With war in the Middle East causing global oil prices to spike, potentially fuelling widespread inflation and curbing growth, analysts said policymakers were unlikely to make any immediate moves.
Affordability has been a key political issue for Trump, who has repeatedly called for rates to be slashed even as price increases have remained stubbornly high.
“Uncertainty about the economic outlook remains elevated,” the Fed said Wednesday, while noting that economic activity was “expanding at a solid pace.”
“Job gains have remained low, and the unemployment rate has been little changed in recent months.

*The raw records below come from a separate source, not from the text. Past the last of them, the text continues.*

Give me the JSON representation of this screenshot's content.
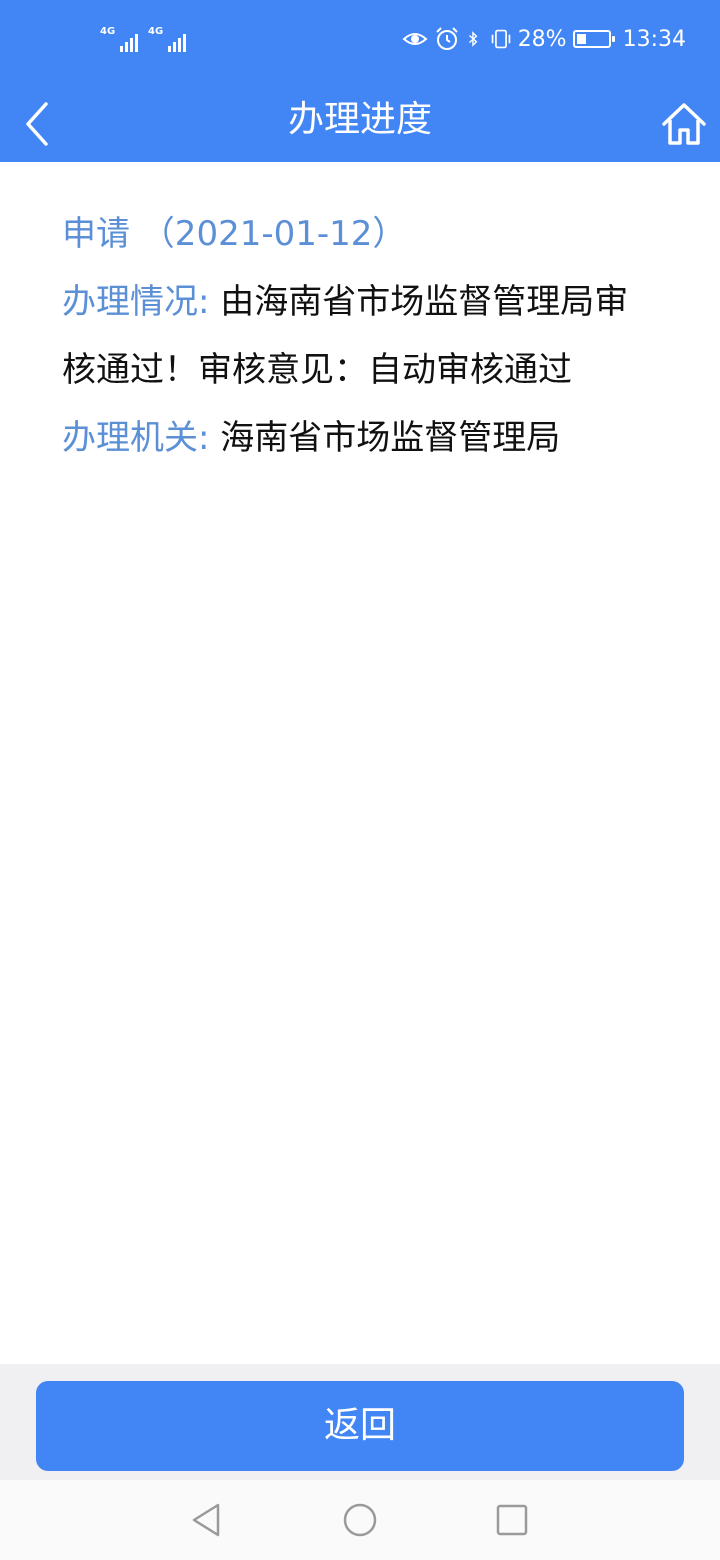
{
  "status_bar": {
    "network_1": "4G",
    "network_2": "4G",
    "battery_percent": "28%",
    "time": "13:34",
    "icons": [
      "eye-icon",
      "alarm-icon",
      "bluetooth-icon",
      "vibrate-icon",
      "battery-icon"
    ]
  },
  "header": {
    "title": "办理进度",
    "back_icon": "chevron-left-icon",
    "home_icon": "home-icon"
  },
  "progress": {
    "apply_line": "申请 （2021-01-12）",
    "status_label": "办理情况:",
    "status_value": "由海南省市场监督管理局审核通过！审核意见：自动审核通过",
    "authority_label": "办理机关:",
    "authority_value": "海南省市场监督管理局"
  },
  "footer": {
    "return_label": "返回"
  },
  "system_nav": {
    "icons": [
      "back-triangle-icon",
      "home-circle-icon",
      "recents-square-icon"
    ]
  },
  "colors": {
    "primary": "#4285f4",
    "label_blue": "#5b8fd6",
    "text": "#111111",
    "footer_bg": "#f0f0f2"
  }
}
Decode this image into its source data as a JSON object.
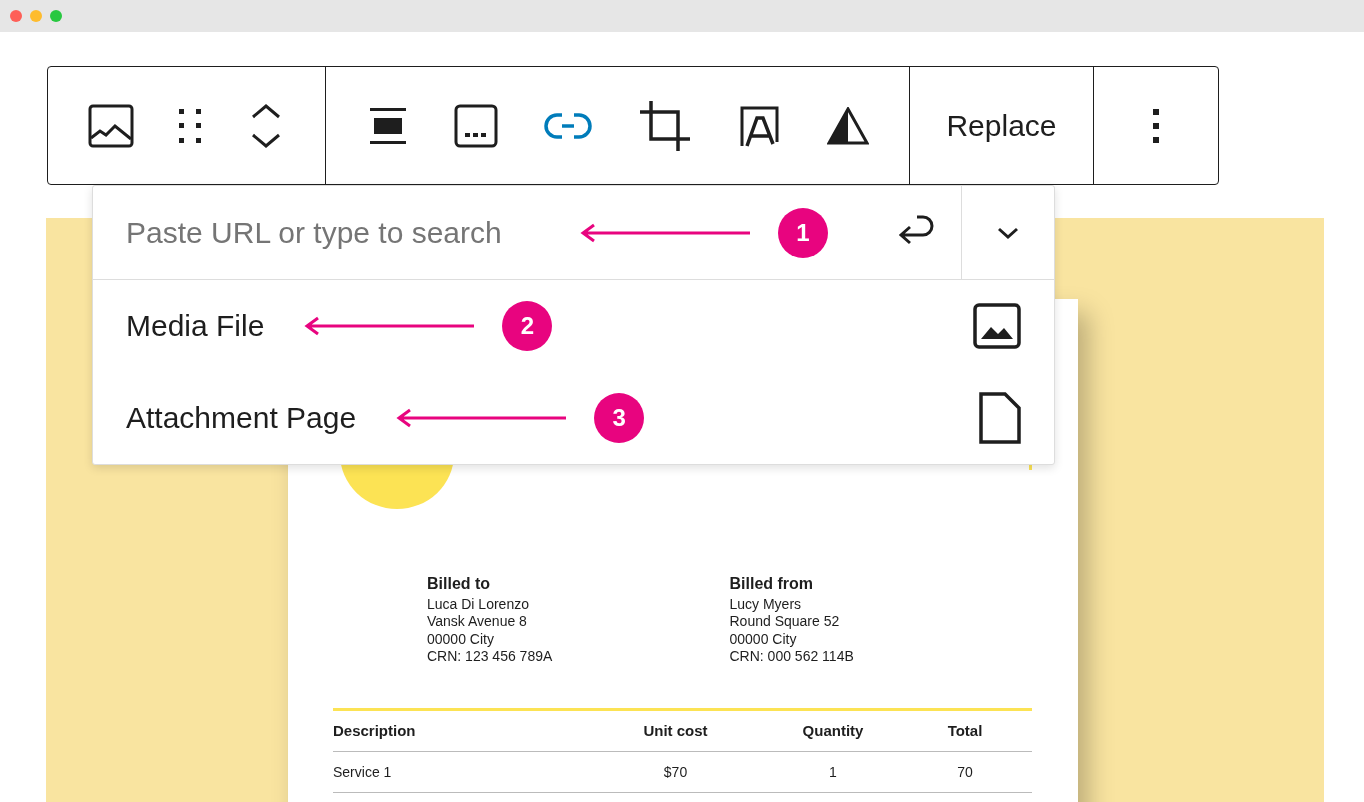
{
  "toolbar": {
    "link_selected": true,
    "replace_label": "Replace"
  },
  "link_popover": {
    "search": {
      "placeholder": "Paste URL or type to search",
      "callout": "1"
    },
    "options": [
      {
        "label": "Media File",
        "callout": "2"
      },
      {
        "label": "Attachment Page",
        "callout": "3"
      }
    ]
  },
  "invoice": {
    "parties": [
      {
        "heading": "Billed to",
        "lines": [
          "Luca Di Lorenzo",
          "Vansk Avenue 8",
          "00000 City",
          "CRN: 123 456 789A"
        ]
      },
      {
        "heading": "Billed from",
        "lines": [
          "Lucy Myers",
          "Round Square 52",
          "00000 City",
          "CRN: 000 562 114B"
        ]
      }
    ],
    "table": {
      "columns": [
        "Description",
        "Unit cost",
        "Quantity",
        "Total"
      ],
      "rows": [
        [
          "Service 1",
          "$70",
          "1",
          "70"
        ]
      ]
    }
  }
}
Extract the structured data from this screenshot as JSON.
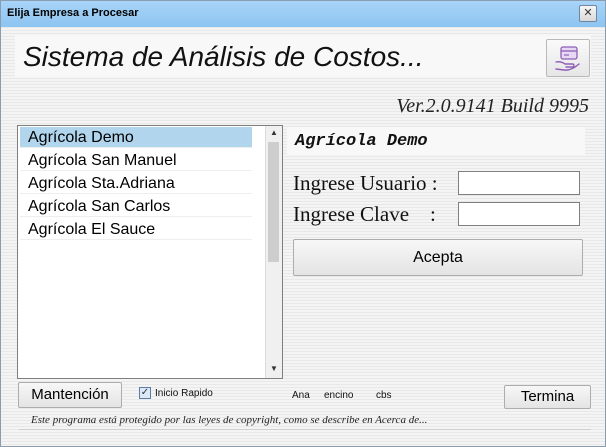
{
  "window": {
    "title": "Elija Empresa a Procesar",
    "close_glyph": "✕"
  },
  "header": {
    "app_title": "Sistema de Análisis de Costos...",
    "version": "Ver.2.0.9141 Build 9995",
    "icon": "card-in-hand-icon"
  },
  "companies": {
    "items": [
      "Agrícola Demo",
      "Agrícola San Manuel",
      "Agrícola Sta.Adriana",
      "Agrícola San Carlos",
      "Agrícola El Sauce"
    ],
    "selected": "Agrícola Demo"
  },
  "login": {
    "company_label": "Agrícola Demo",
    "user_label": "Ingrese Usuario :",
    "user_value": "",
    "password_label": "Ingrese Clave    :",
    "password_value": "",
    "accept_label": "Acepta"
  },
  "bottom": {
    "maintenance_label": "Mantención",
    "quick_start_label": "Inicio Rapido",
    "quick_start_checked": true,
    "user_names": [
      "Ana",
      "encino",
      "cbs"
    ],
    "close_label": "Termina"
  },
  "footer": {
    "copyright": "Este programa está protegido por las leyes de copyright, como se describe en Acerca de..."
  },
  "colors": {
    "titlebar": "#99cbf4",
    "selection": "#b0d5ec"
  }
}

Inflation remains somewhat elevated.”
The Fed also released its quarterly summary of economic projections, expecting fourth-quarter GDP growth to come in at 2.4 percent year-on-year.
The Fed raised its inflation outlook, now expecting the personal consumption expenditure (PCE) measure to stand at 2.7 percent by December 2026, up from an earlier estimate of 2.4 percent.

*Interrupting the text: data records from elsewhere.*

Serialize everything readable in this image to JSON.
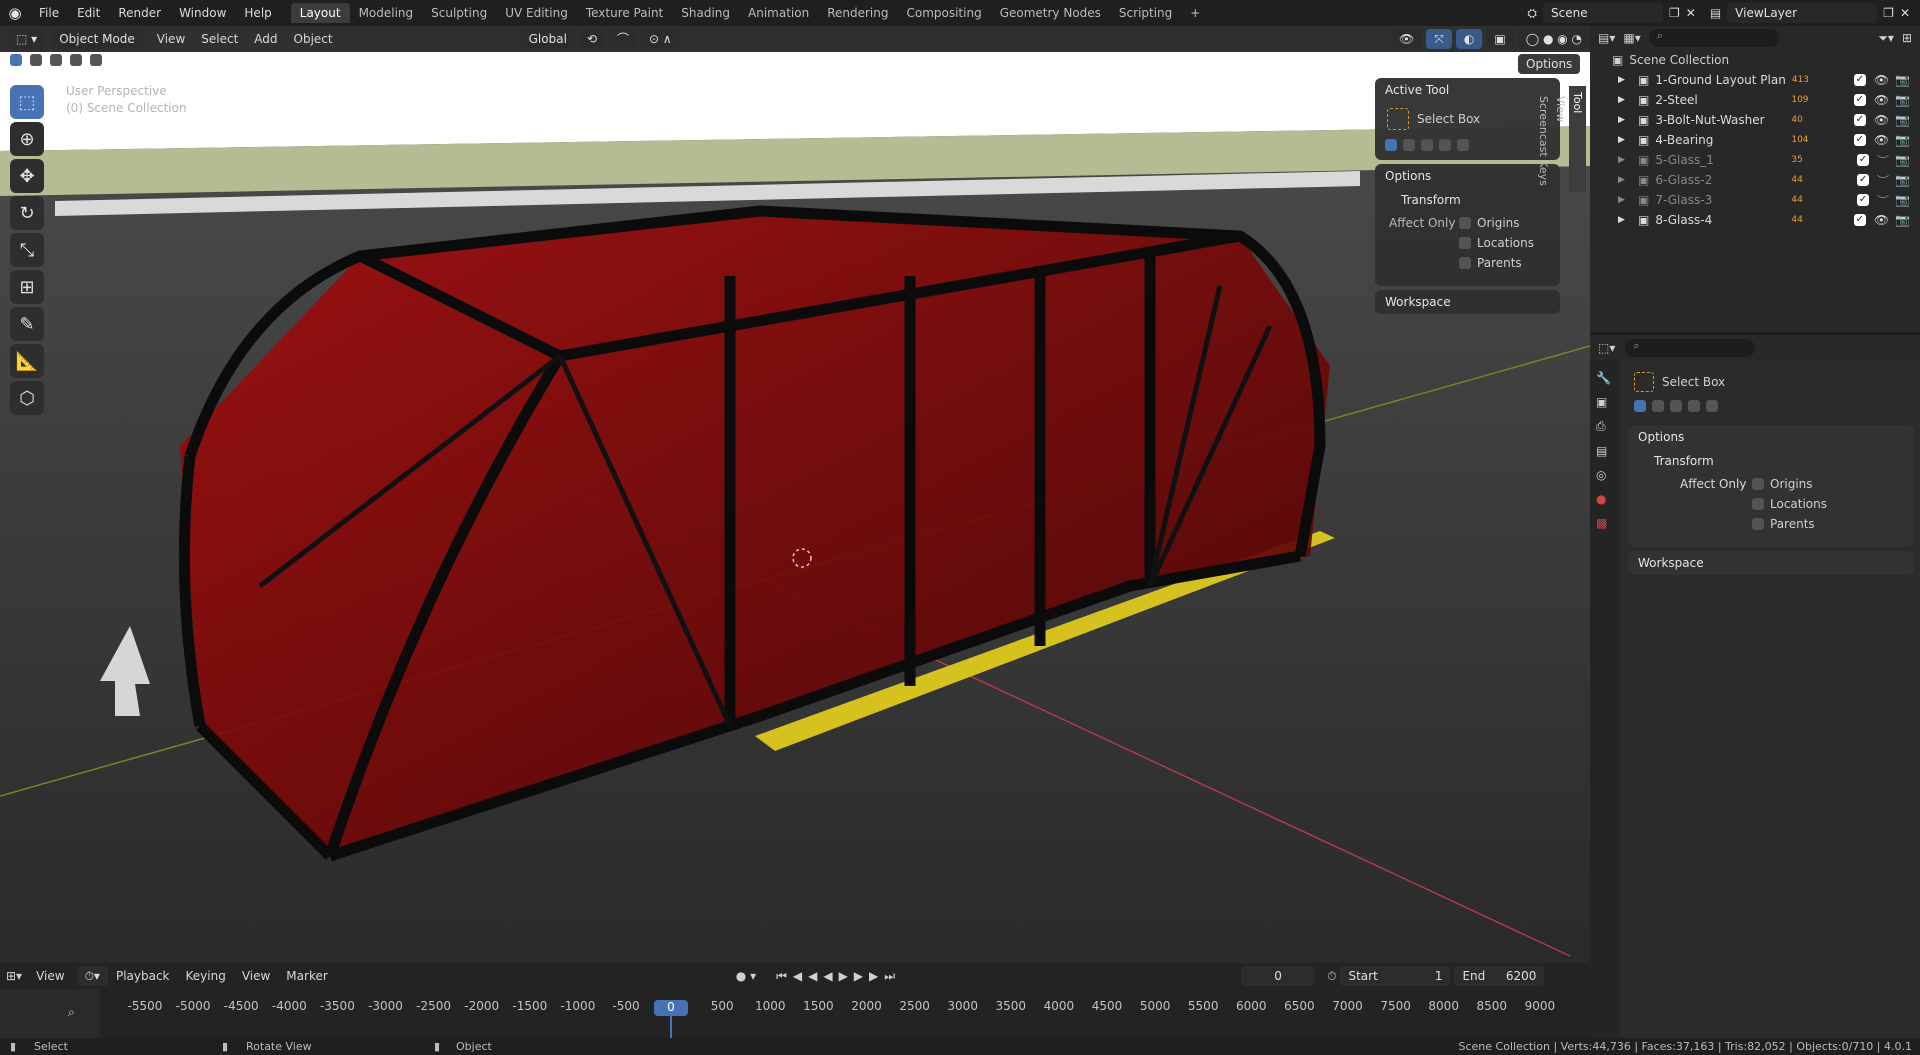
{
  "app": {
    "menu": [
      "File",
      "Edit",
      "Render",
      "Window",
      "Help"
    ],
    "workspaces": [
      "Layout",
      "Modeling",
      "Sculpting",
      "UV Editing",
      "Texture Paint",
      "Shading",
      "Animation",
      "Rendering",
      "Compositing",
      "Geometry Nodes",
      "Scripting"
    ],
    "active_workspace": "Layout",
    "add_tab": "+",
    "scene": "Scene",
    "view_layer": "ViewLayer"
  },
  "viewport": {
    "mode": "Object Mode",
    "menus": [
      "View",
      "Select",
      "Add",
      "Object"
    ],
    "orientation": "Global",
    "options_btn": "Options",
    "overlay_title": "User Perspective",
    "overlay_sub": "(0) Scene Collection"
  },
  "npanel": {
    "tabs": [
      "Tool",
      "View",
      "Screencast Keys"
    ],
    "active_tool_header": "Active Tool",
    "tool_name": "Select Box",
    "options_header": "Options",
    "transform_header": "Transform",
    "affect_only": "Affect Only",
    "checks": [
      "Origins",
      "Locations",
      "Parents"
    ],
    "workspace_header": "Workspace"
  },
  "outliner": {
    "root": "Scene Collection",
    "items": [
      {
        "name": "1-Ground Layout Plan",
        "badge": "413",
        "dim": false
      },
      {
        "name": "2-Steel",
        "badge": "109",
        "dim": false
      },
      {
        "name": "3-Bolt-Nut-Washer",
        "badge": "40",
        "dim": false
      },
      {
        "name": "4-Bearing",
        "badge": "104",
        "dim": false
      },
      {
        "name": "5-Glass_1",
        "badge": "35",
        "dim": true
      },
      {
        "name": "6-Glass-2",
        "badge": "44",
        "dim": true
      },
      {
        "name": "7-Glass-3",
        "badge": "44",
        "dim": true
      },
      {
        "name": "8-Glass-4",
        "badge": "44",
        "dim": false
      }
    ]
  },
  "properties": {
    "tool_name": "Select Box",
    "options_header": "Options",
    "transform_header": "Transform",
    "affect_only": "Affect Only",
    "checks": [
      "Origins",
      "Locations",
      "Parents"
    ],
    "workspace_header": "Workspace"
  },
  "timeline": {
    "menus": [
      "View",
      "Playback",
      "Keying",
      "View",
      "Marker"
    ],
    "frame": "0",
    "start_label": "Start",
    "start": "1",
    "end_label": "End",
    "end": "6200",
    "current_frame": "0",
    "ticks": [
      "-5500",
      "-5000",
      "-4500",
      "-4000",
      "-3500",
      "-3000",
      "-2500",
      "-2000",
      "-1500",
      "-1000",
      "-500",
      "0",
      "500",
      "1000",
      "1500",
      "2000",
      "2500",
      "3000",
      "3500",
      "4000",
      "4500",
      "5000",
      "5500",
      "6000",
      "6500",
      "7000",
      "7500",
      "8000",
      "8500",
      "9000"
    ]
  },
  "status": {
    "select": "Select",
    "rotate": "Rotate View",
    "object": "Object",
    "stats": "Scene Collection | Verts:44,736 | Faces:37,163 | Tris:82,052 | Objects:0/710 | 4.0.1"
  },
  "colors": {
    "accent": "#4772b3",
    "glass": "#8a0a0a",
    "ground": "#3a3a3a",
    "line": "#d6c21e"
  }
}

- Single dissenting vote -
The knock-on effects of the war in Iran, particularly oil supply shocks, have dominated headlines since the United States and Israel launched strikes on February 28.
Central banks tend to ignore the inflation effects of short-term price shocks, but it is unclear how long the war will last.

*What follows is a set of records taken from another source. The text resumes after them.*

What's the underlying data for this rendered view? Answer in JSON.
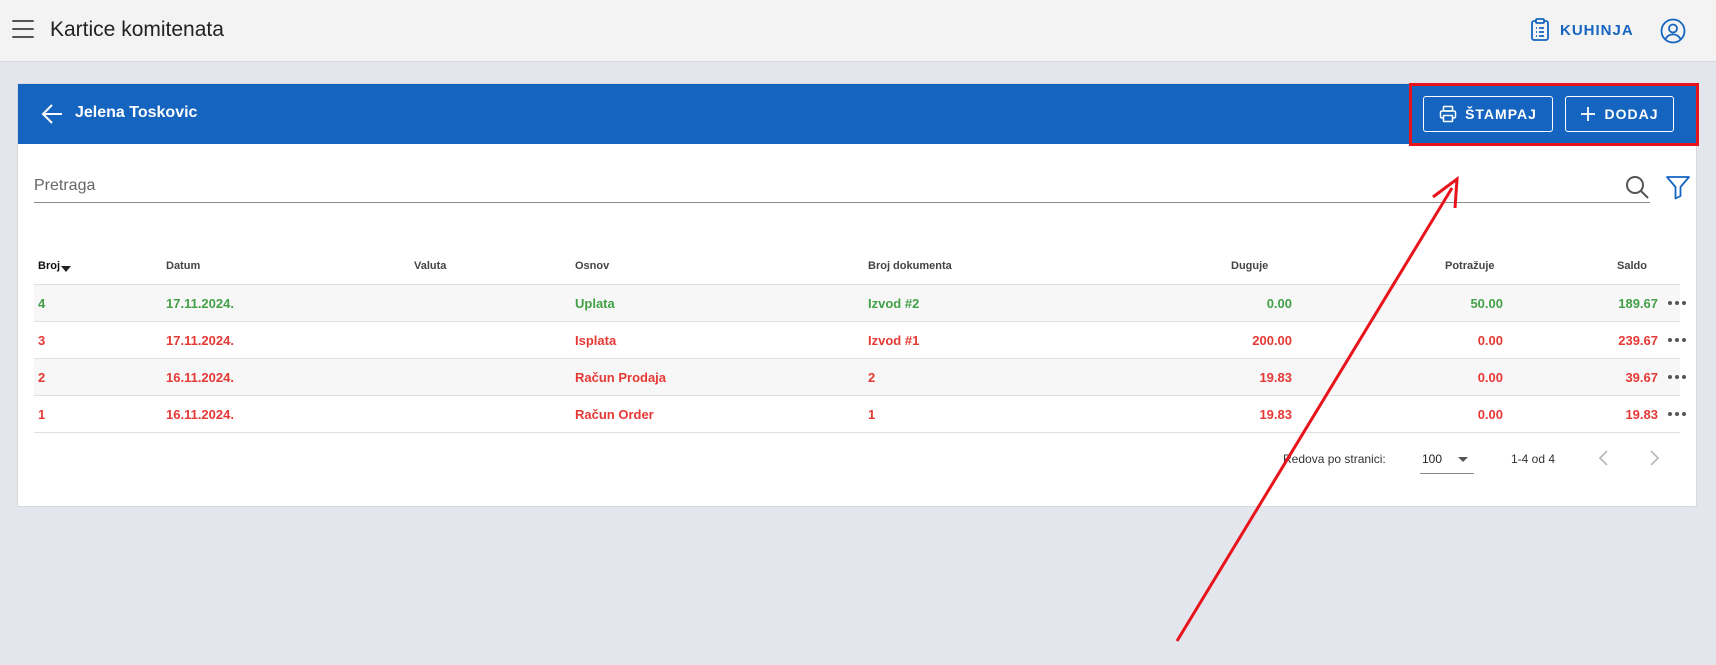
{
  "appbar": {
    "title": "Kartice komitenata",
    "kitchen_label": "KUHINJA"
  },
  "card": {
    "partner_name": "Jelena Toskovic",
    "print_label": "ŠTAMPAJ",
    "add_label": "DODAJ",
    "search_placeholder": "Pretraga"
  },
  "table": {
    "columns": [
      "Broj",
      "Datum",
      "Valuta",
      "Osnov",
      "Broj dokumenta",
      "Duguje",
      "Potražuje",
      "Saldo"
    ],
    "rows": [
      {
        "broj": "4",
        "datum": "17.11.2024.",
        "valuta": "",
        "osnov": "Uplata",
        "dokument": "Izvod #2",
        "duguje": "0.00",
        "potrazuje": "50.00",
        "saldo": "189.67",
        "color": "#43a047"
      },
      {
        "broj": "3",
        "datum": "17.11.2024.",
        "valuta": "",
        "osnov": "Isplata",
        "dokument": "Izvod #1",
        "duguje": "200.00",
        "potrazuje": "0.00",
        "saldo": "239.67",
        "color": "#e53935"
      },
      {
        "broj": "2",
        "datum": "16.11.2024.",
        "valuta": "",
        "osnov": "Račun Prodaja",
        "dokument": "2",
        "duguje": "19.83",
        "potrazuje": "0.00",
        "saldo": "39.67",
        "color": "#e53935"
      },
      {
        "broj": "1",
        "datum": "16.11.2024.",
        "valuta": "",
        "osnov": "Račun Order",
        "dokument": "1",
        "duguje": "19.83",
        "potrazuje": "0.00",
        "saldo": "19.83",
        "color": "#e53935"
      }
    ]
  },
  "pagination": {
    "rows_per_page_label": "Redova po stranici:",
    "rows_per_page_value": "100",
    "range": "1-4 od 4"
  },
  "colors": {
    "primary": "#1565c0",
    "income": "#43a047",
    "expense": "#e53935",
    "annotation": "#e8131b"
  }
}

Before the war, a rate cut was expected as soon as this summer, with another possible later in the year.
The only dissenting voice on Wednesday came from Fed Governor Stephen Miran, a close ally and former economic advisor of Trump, who voted for a quarter-point cut to interest rates.
The statement defied analyst expectations of a more fragmented Fed, since the central bank’s two mandates are potentially in conflict with one another.
For now, it appeared Fed policymakers were mostly in consensus to wait and see.
Central banks tend to ignore the inflation effects of short-term price shocks, but it is unclear how long the war will last.
While US consumer inflation has dropped from a peak of 9.1 percent during the Covid pandemic, it remains well above the Fed’s target, leaving households battered by years of price increases.
“Unlike other countries, which have already achieved some level of price stability,” the United States has yet to reach this point after five years, said Diane Swonk, chief economist at KPMG.
She warned that, depending on how long the Iran war lasts, inflation could again soar past four percent.
The Fed’s other mandate, of managing unemployment, has also shown potential need for intervention.
The United States unexpectedly lost 92,000 jobs in February, government data showed, while the unemployment rate rose to 4.4 percent.
Analysts say a relatively steady unemployment rate has been masking churn beneath the surface – with sluggish labor demand covered by a drop in workers due to Trump’s immigration crackdown.
Swonk noted that uncertainty due to the Iran war and its knock-on effects would further curb labor demand.
“Uncertainty acts as its own tax on the economy, and one of the first lines of defense that firms do is they freeze hiring,” she said.
Recent data ahead of the Fed meeting was not encouraging, with US GDP growth revised sharply lower in the final months of 2025.